Quote:
I'd love to hear more details about how this is implemented. Are there a certain number of activations that will happen before the chance to end turn comes into play? With horrible luck could you end with absolutely no moves in your turn whatsoever? How many times during testing have you been left with units swinging in the breeze? What's the chance per round? Does it change? Questions, questions, questions!
You put a dice into a bag for each player's activations.
So if I have 10 formations, and my opponent has 9 formations, I put in 10 red dice and my opponent puts in 9 white dice.
You also put in one black dice.
To play a turn, you start drawing dice.
If we draw a red dice, I get an activation, if we draw a white dice, my opponent gets and activation.
If we draw the black dice, the turn immediately ends.

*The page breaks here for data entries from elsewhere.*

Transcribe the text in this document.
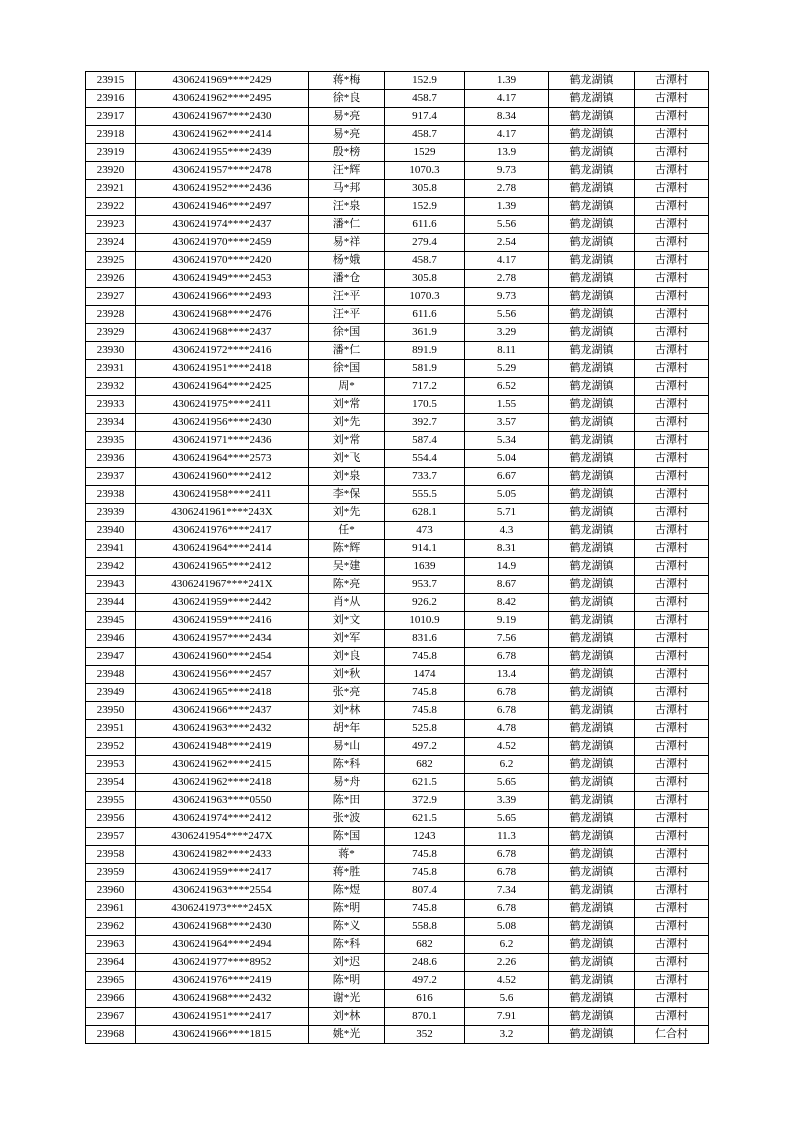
23915	4306241969****2429	蒋*梅	152.9	1.39	鹤龙湖镇	古潭村
23916	4306241962****2495	徐*良	458.7	4.17	鹤龙湖镇	古潭村
23917	4306241967****2430	易*亮	917.4	8.34	鹤龙湖镇	古潭村
23918	4306241962****2414	易*亮	458.7	4.17	鹤龙湖镇	古潭村
23919	4306241955****2439	殷*榜	1529	13.9	鹤龙湖镇	古潭村
23920	4306241957****2478	汪*辉	1070.3	9.73	鹤龙湖镇	古潭村
23921	4306241952****2436	马*邦	305.8	2.78	鹤龙湖镇	古潭村
23922	4306241946****2497	汪*泉	152.9	1.39	鹤龙湖镇	古潭村
23923	4306241974****2437	潘*仁	611.6	5.56	鹤龙湖镇	古潭村
23924	4306241970****2459	易*祥	279.4	2.54	鹤龙湖镇	古潭村
23925	4306241970****2420	杨*娥	458.7	4.17	鹤龙湖镇	古潭村
23926	4306241949****2453	潘*仓	305.8	2.78	鹤龙湖镇	古潭村
23927	4306241966****2493	汪*平	1070.3	9.73	鹤龙湖镇	古潭村
23928	4306241968****2476	汪*平	611.6	5.56	鹤龙湖镇	古潭村
23929	4306241968****2437	徐*国	361.9	3.29	鹤龙湖镇	古潭村
23930	4306241972****2416	潘*仁	891.9	8.11	鹤龙湖镇	古潭村
23931	4306241951****2418	徐*国	581.9	5.29	鹤龙湖镇	古潭村
23932	4306241964****2425	周*	717.2	6.52	鹤龙湖镇	古潭村
23933	4306241975****2411	刘*常	170.5	1.55	鹤龙湖镇	古潭村
23934	4306241956****2430	刘*先	392.7	3.57	鹤龙湖镇	古潭村
23935	4306241971****2436	刘*常	587.4	5.34	鹤龙湖镇	古潭村
23936	4306241964****2573	刘*飞	554.4	5.04	鹤龙湖镇	古潭村
23937	4306241960****2412	刘*泉	733.7	6.67	鹤龙湖镇	古潭村
23938	4306241958****2411	李*保	555.5	5.05	鹤龙湖镇	古潭村
23939	4306241961****243X	刘*先	628.1	5.71	鹤龙湖镇	古潭村
23940	4306241976****2417	任*	473	4.3	鹤龙湖镇	古潭村
23941	4306241964****2414	陈*辉	914.1	8.31	鹤龙湖镇	古潭村
23942	4306241965****2412	吴*建	1639	14.9	鹤龙湖镇	古潭村
23943	4306241967****241X	陈*亮	953.7	8.67	鹤龙湖镇	古潭村
23944	4306241959****2442	肖*从	926.2	8.42	鹤龙湖镇	古潭村
23945	4306241959****2416	刘*文	1010.9	9.19	鹤龙湖镇	古潭村
23946	4306241957****2434	刘*军	831.6	7.56	鹤龙湖镇	古潭村
23947	4306241960****2454	刘*良	745.8	6.78	鹤龙湖镇	古潭村
23948	4306241956****2457	刘*秋	1474	13.4	鹤龙湖镇	古潭村
23949	4306241965****2418	张*亮	745.8	6.78	鹤龙湖镇	古潭村
23950	4306241966****2437	刘*林	745.8	6.78	鹤龙湖镇	古潭村
23951	4306241963****2432	胡*年	525.8	4.78	鹤龙湖镇	古潭村
23952	4306241948****2419	易*山	497.2	4.52	鹤龙湖镇	古潭村
23953	4306241962****2415	陈*科	682	6.2	鹤龙湖镇	古潭村
23954	4306241962****2418	易*舟	621.5	5.65	鹤龙湖镇	古潭村
23955	4306241963****0550	陈*田	372.9	3.39	鹤龙湖镇	古潭村
23956	4306241974****2412	张*波	621.5	5.65	鹤龙湖镇	古潭村
23957	4306241954****247X	陈*国	1243	11.3	鹤龙湖镇	古潭村
23958	4306241982****2433	蒋*	745.8	6.78	鹤龙湖镇	古潭村
23959	4306241959****2417	蒋*胜	745.8	6.78	鹤龙湖镇	古潭村
23960	4306241963****2554	陈*煜	807.4	7.34	鹤龙湖镇	古潭村
23961	4306241973****245X	陈*明	745.8	6.78	鹤龙湖镇	古潭村
23962	4306241968****2430	陈*义	558.8	5.08	鹤龙湖镇	古潭村
23963	4306241964****2494	陈*科	682	6.2	鹤龙湖镇	古潭村
23964	4306241977****8952	刘*迟	248.6	2.26	鹤龙湖镇	古潭村
23965	4306241976****2419	陈*明	497.2	4.52	鹤龙湖镇	古潭村
23966	4306241968****2432	谢*光	616	5.6	鹤龙湖镇	古潭村
23967	4306241951****2417	刘*林	870.1	7.91	鹤龙湖镇	古潭村
23968	4306241966****1815	姚*光	352	3.2	鹤龙湖镇	仁合村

With astonishingly bad luck your opponent could get five activations and then pull the black dice, but we haven't had anything like that happen in practice. Sometimes we've pulled the black dice in the first 2/3 activations, but that can actually be a benefit under certain circumstances, but most of the time the black dice comes out after quite a lot of activations have been undertaken, which is what you'd statistically expect.
At the end of the turn, you count up how many formations are remaining, and you put the appropriate number of dice back in the bag. So, if you lost two formations, next turn you'll have two less dice in the bag.
Due to the way the probabilities shift as dice get removed, if one player gets a run of 3/4 activations in a row at the start of the turn, the other player is more likely to get a run of activations toward the end of the turn, which can be quite useful as already-activated formations don't have the ability to shed damage before causalities are removed in the end phase.
Unlike in Epic:A where you generally want to target un-activated formations as much as possible, there are clear benefits to attacking both un-activated and activated formations - un-activated formations might take damage and be forced to regroup when their turn comes, but already activated formations won't get the chance to shed damage before casualty removal so putting extra damage onto them is really beneficial.
You also can't hold back your most powerful units until the end of the turn like in Epic:A, as you'll rarely get 100% of your dice out of the bag, but on the other hand activating them too early in the turn can leave them vulnerable to lots of counter-attack fire. So it becomes quite interesting as to when to take the risk to put your most powerful formations in harm's way.